First, compliance-centered compensation arrangements should be prioritized for positions with the most exposure to potential violations. Since companies do not have unlimited resources to implement extensive compensation-related arrangements and there is a push and pull between the arrangements and attracting talent, focus should be on the high-risk positions that most frequently interface with vectors of FCPA liability, such as foreign officials. These positions include sales and marketing professionals, employees and representatives involved in government contracting and bidding, accounting personnel, and personnel—including representatives—responsible for regulatory oversight and compliance.
Second, companies should look to implement compensation structures that reward and incentivize compliant behavior. Under the new guidelines, prosecutors will review and consider incentive mechanisms when determining penalties. Incentives can be designed into compensation structures by tying promotions to improving and developing a compliance program or demonstrating ethical leadership, implementing compliance metrics tied directly to bonuses, making promoting compliance a necessary element of career advancement, or deferring or escrowing compensation tied to conduct reflecting company policies.
Third, companies must not hesitate to design penalties into compensation structures. Companies should establish a whistleblower hotline, implement clawback provisions into employee contracts to permit the recoupment of previously dispersed compensation, and define “just cause” to include violations of the law. These mechanisms and other related corporate policies should be clearly communicated to employees, including through training. Companies should also strive to consistently demonstrate strict adherence to the policies and effective investigatory processes.
Lastly, compliance efforts should be fully integrated into an organization’s corporate functions.

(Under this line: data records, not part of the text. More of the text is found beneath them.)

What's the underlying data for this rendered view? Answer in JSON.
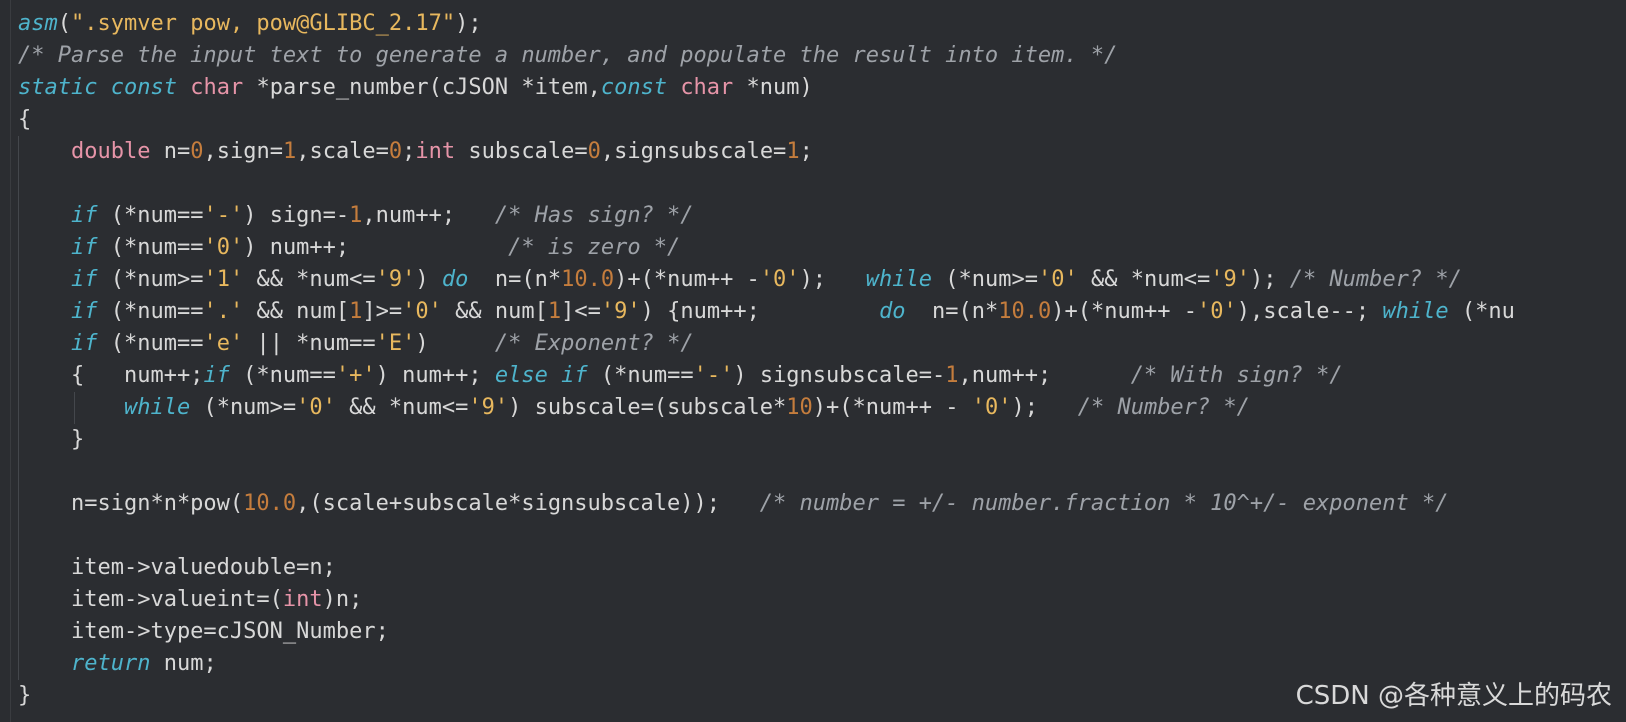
{
  "editor": {
    "language": "c",
    "colors": {
      "background": "#2b2d31",
      "keyword": "#4eb4cc",
      "type": "#e694a8",
      "string": "#e8b85e",
      "number": "#c57d3d",
      "comment": "#9ea2a8",
      "text": "#d8d8d8"
    },
    "lines": [
      [
        {
          "t": "kw",
          "v": "asm"
        },
        {
          "t": "plain",
          "v": "("
        },
        {
          "t": "str",
          "v": "\".symver pow, pow@GLIBC_2.17\""
        },
        {
          "t": "plain",
          "v": ");"
        }
      ],
      [
        {
          "t": "cmt",
          "v": "/* Parse the input text to generate a number, and populate the result into item. */"
        }
      ],
      [
        {
          "t": "kw",
          "v": "static"
        },
        {
          "t": "plain",
          "v": " "
        },
        {
          "t": "kw",
          "v": "const"
        },
        {
          "t": "plain",
          "v": " "
        },
        {
          "t": "type",
          "v": "char"
        },
        {
          "t": "plain",
          "v": " *parse_number(cJSON *item,"
        },
        {
          "t": "kw",
          "v": "const"
        },
        {
          "t": "plain",
          "v": " "
        },
        {
          "t": "type",
          "v": "char"
        },
        {
          "t": "plain",
          "v": " *num)"
        }
      ],
      [
        {
          "t": "plain",
          "v": "{"
        }
      ],
      [
        {
          "t": "plain",
          "v": "    "
        },
        {
          "t": "type",
          "v": "double"
        },
        {
          "t": "plain",
          "v": " n="
        },
        {
          "t": "num",
          "v": "0"
        },
        {
          "t": "plain",
          "v": ",sign="
        },
        {
          "t": "num",
          "v": "1"
        },
        {
          "t": "plain",
          "v": ",scale="
        },
        {
          "t": "num",
          "v": "0"
        },
        {
          "t": "plain",
          "v": ";"
        },
        {
          "t": "type",
          "v": "int"
        },
        {
          "t": "plain",
          "v": " subscale="
        },
        {
          "t": "num",
          "v": "0"
        },
        {
          "t": "plain",
          "v": ",signsubscale="
        },
        {
          "t": "num",
          "v": "1"
        },
        {
          "t": "plain",
          "v": ";"
        }
      ],
      [],
      [
        {
          "t": "plain",
          "v": "    "
        },
        {
          "t": "kw",
          "v": "if"
        },
        {
          "t": "plain",
          "v": " (*num=="
        },
        {
          "t": "str",
          "v": "'-'"
        },
        {
          "t": "plain",
          "v": ") sign=-"
        },
        {
          "t": "num",
          "v": "1"
        },
        {
          "t": "plain",
          "v": ",num++;   "
        },
        {
          "t": "cmt",
          "v": "/* Has sign? */"
        }
      ],
      [
        {
          "t": "plain",
          "v": "    "
        },
        {
          "t": "kw",
          "v": "if"
        },
        {
          "t": "plain",
          "v": " (*num=="
        },
        {
          "t": "str",
          "v": "'0'"
        },
        {
          "t": "plain",
          "v": ") num++;            "
        },
        {
          "t": "cmt",
          "v": "/* is zero */"
        }
      ],
      [
        {
          "t": "plain",
          "v": "    "
        },
        {
          "t": "kw",
          "v": "if"
        },
        {
          "t": "plain",
          "v": " (*num>="
        },
        {
          "t": "str",
          "v": "'1'"
        },
        {
          "t": "plain",
          "v": " && *num<="
        },
        {
          "t": "str",
          "v": "'9'"
        },
        {
          "t": "plain",
          "v": ") "
        },
        {
          "t": "kw",
          "v": "do"
        },
        {
          "t": "plain",
          "v": "  n=(n*"
        },
        {
          "t": "num",
          "v": "10.0"
        },
        {
          "t": "plain",
          "v": ")+(*num++ -"
        },
        {
          "t": "str",
          "v": "'0'"
        },
        {
          "t": "plain",
          "v": ");   "
        },
        {
          "t": "kw",
          "v": "while"
        },
        {
          "t": "plain",
          "v": " (*num>="
        },
        {
          "t": "str",
          "v": "'0'"
        },
        {
          "t": "plain",
          "v": " && *num<="
        },
        {
          "t": "str",
          "v": "'9'"
        },
        {
          "t": "plain",
          "v": "); "
        },
        {
          "t": "cmt",
          "v": "/* Number? */"
        }
      ],
      [
        {
          "t": "plain",
          "v": "    "
        },
        {
          "t": "kw",
          "v": "if"
        },
        {
          "t": "plain",
          "v": " (*num=="
        },
        {
          "t": "str",
          "v": "'.'"
        },
        {
          "t": "plain",
          "v": " && num["
        },
        {
          "t": "num",
          "v": "1"
        },
        {
          "t": "plain",
          "v": "]>="
        },
        {
          "t": "str",
          "v": "'0'"
        },
        {
          "t": "plain",
          "v": " && num["
        },
        {
          "t": "num",
          "v": "1"
        },
        {
          "t": "plain",
          "v": "]<="
        },
        {
          "t": "str",
          "v": "'9'"
        },
        {
          "t": "plain",
          "v": ") {num++;         "
        },
        {
          "t": "kw",
          "v": "do"
        },
        {
          "t": "plain",
          "v": "  n=(n*"
        },
        {
          "t": "num",
          "v": "10.0"
        },
        {
          "t": "plain",
          "v": ")+(*num++ -"
        },
        {
          "t": "str",
          "v": "'0'"
        },
        {
          "t": "plain",
          "v": "),scale--; "
        },
        {
          "t": "kw",
          "v": "while"
        },
        {
          "t": "plain",
          "v": " (*nu"
        }
      ],
      [
        {
          "t": "plain",
          "v": "    "
        },
        {
          "t": "kw",
          "v": "if"
        },
        {
          "t": "plain",
          "v": " (*num=="
        },
        {
          "t": "str",
          "v": "'e'"
        },
        {
          "t": "plain",
          "v": " || *num=="
        },
        {
          "t": "str",
          "v": "'E'"
        },
        {
          "t": "plain",
          "v": ")     "
        },
        {
          "t": "cmt",
          "v": "/* Exponent? */"
        }
      ],
      [
        {
          "t": "plain",
          "v": "    {   num++;"
        },
        {
          "t": "kw",
          "v": "if"
        },
        {
          "t": "plain",
          "v": " (*num=="
        },
        {
          "t": "str",
          "v": "'+'"
        },
        {
          "t": "plain",
          "v": ") num++; "
        },
        {
          "t": "kw",
          "v": "else"
        },
        {
          "t": "plain",
          "v": " "
        },
        {
          "t": "kw",
          "v": "if"
        },
        {
          "t": "plain",
          "v": " (*num=="
        },
        {
          "t": "str",
          "v": "'-'"
        },
        {
          "t": "plain",
          "v": ") signsubscale=-"
        },
        {
          "t": "num",
          "v": "1"
        },
        {
          "t": "plain",
          "v": ",num++;      "
        },
        {
          "t": "cmt",
          "v": "/* With sign? */"
        }
      ],
      [
        {
          "t": "plain",
          "v": "        "
        },
        {
          "t": "kw",
          "v": "while"
        },
        {
          "t": "plain",
          "v": " (*num>="
        },
        {
          "t": "str",
          "v": "'0'"
        },
        {
          "t": "plain",
          "v": " && *num<="
        },
        {
          "t": "str",
          "v": "'9'"
        },
        {
          "t": "plain",
          "v": ") subscale=(subscale*"
        },
        {
          "t": "num",
          "v": "10"
        },
        {
          "t": "plain",
          "v": ")+(*num++ - "
        },
        {
          "t": "str",
          "v": "'0'"
        },
        {
          "t": "plain",
          "v": ");   "
        },
        {
          "t": "cmt",
          "v": "/* Number? */"
        }
      ],
      [
        {
          "t": "plain",
          "v": "    }"
        }
      ],
      [],
      [
        {
          "t": "plain",
          "v": "    n=sign*n*pow("
        },
        {
          "t": "num",
          "v": "10.0"
        },
        {
          "t": "plain",
          "v": ",(scale+subscale*signsubscale));   "
        },
        {
          "t": "cmt",
          "v": "/* number = +/- number.fraction * 10^+/- exponent */"
        }
      ],
      [],
      [
        {
          "t": "plain",
          "v": "    item->valuedouble=n;"
        }
      ],
      [
        {
          "t": "plain",
          "v": "    item->valueint=("
        },
        {
          "t": "type",
          "v": "int"
        },
        {
          "t": "plain",
          "v": ")n;"
        }
      ],
      [
        {
          "t": "plain",
          "v": "    item->type=cJSON_Number;"
        }
      ],
      [
        {
          "t": "plain",
          "v": "    "
        },
        {
          "t": "kw",
          "v": "return"
        },
        {
          "t": "plain",
          "v": " num;"
        }
      ],
      [
        {
          "t": "plain",
          "v": "}"
        }
      ]
    ]
  },
  "watermark": {
    "text": "CSDN @各种意义上的码农"
  }
}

Companies should consider establishing compensation committees where new policies are drafted and implemented, ideas are raised, and concerns are brought. Compliance policies should also be revised as needed to reflect the new DOJ priorities. This could include augmenting compliance responsibilities for some personnel, for example, human resources, because of the need to ensure employment arrangements reflect compliance priorities.
While DOJ’s emphasis on holding individuals accountable is not necessarily new, the specific guidance related to employee compensation is. Updating compliance programs to reflect DOJ’s priorities will not only make for a more effective program in reducing the likelihood of violations altogether, but it will be essential for reducing penalties if a violation occurs.
The U.S. Department of Justice (DOJ) is increasingly targeting individuals to shift the responsibility for violations from shareholders to those who perpetrated the misconduct. DOJ is increasingly using employee compensation to effectuate its goals.
A new Pilot Program will require every corporate resolution to stipulate that a company must implement “compliance-promoting criteria within its compensation and bonus system” and will reduce fines for those companies that seek to recoup compensation from offending employees in good faith.
Recent enforcement actions exemplify how the “compensation-related criteria” will be applied in corporate resolutions and how compensation programs may be structured to provide relief when considering penalties.
Companies should review and potentially restructure employee compensation packages prioritizing high-risk positions, incorporate incentive mechanisms to encourage compliant behavior, penalize employees for compliance failures, and integrate compliance efforts into everyday company functions.
Updating compliance programs to reflect DOJ priorities will both make for a more effective program and help reduce penalties if a violation occurs.